Investors and security holders may obtain copies of these documents free of charge through the website maintained by the SEC at www.sec.gov or from BB&T at its website, www.bbt.com, or from SunTrust at its website, www.suntrust.com. Documents filed with the SEC by BB&T will be available free of charge by accessing BB&T’s website at http://bbt.com/ under the tab “About BB&T” and then under the heading “Investor Relations” or, alternatively, by directing a request by telephone or mail to BB&T Corporation, 200 West Second Street, Winston-Salem, North Carolina, (336) 733-3065, and documents filed with the SEC by SunTrust will be available free of charge by accessing SunTrust’s website at http://suntrust.com/ under the tab “Investor Relations,” and then under the heading “Financial Information” or, alternatively, by directing a request by telephone or mail to SunTrust Banks, Inc., 303 Peachtree Street, N.E., Atlanta, Georgia 30308, (877) 930-8971.
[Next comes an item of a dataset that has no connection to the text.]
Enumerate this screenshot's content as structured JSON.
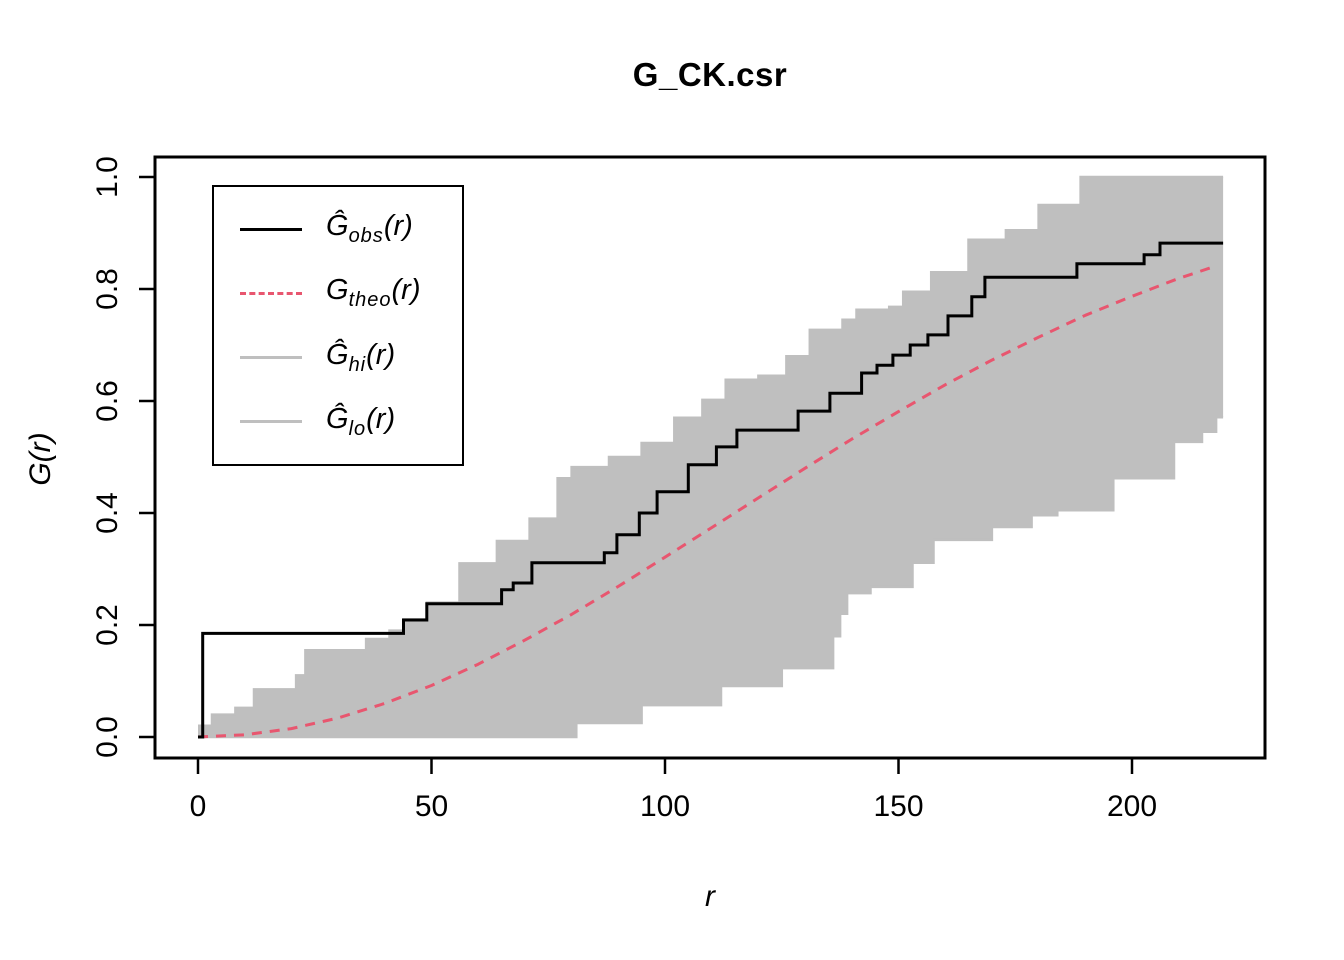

Participants in the Solicitation

BB&T, SunTrust and certain of their respective directors and executive officers may be deemed to be participants in the solicitation of proxies from the shareholders of BB&T and SunTrust in connection with the proposed transaction under the rules of the SEC. Certain information regarding the interests of these participants and a description of their direct and indirect interests, by security holdings or otherwise, will be included in the joint proxy statement/prospectus regarding the proposed transaction when it becomes available. Additional information about BB&T, and its directors and executive officers, may be found in the definitive proxy statement of BB&T relating to its 2019 Annual Meeting of Shareholders filed with the SEC on March 19, 2019, and other documents filed by BB&T with the SEC. Additional information about SunTrust, and its directors and executive officers, may be found in the definitive proxy statement of SunTrust relating to its 2019 Annual Meeting of Shareholders filed with the SEC on March 8, 2019, and other documents filed by SunTrust with the SEC. These documents can be obtained free of charge from the sources described above.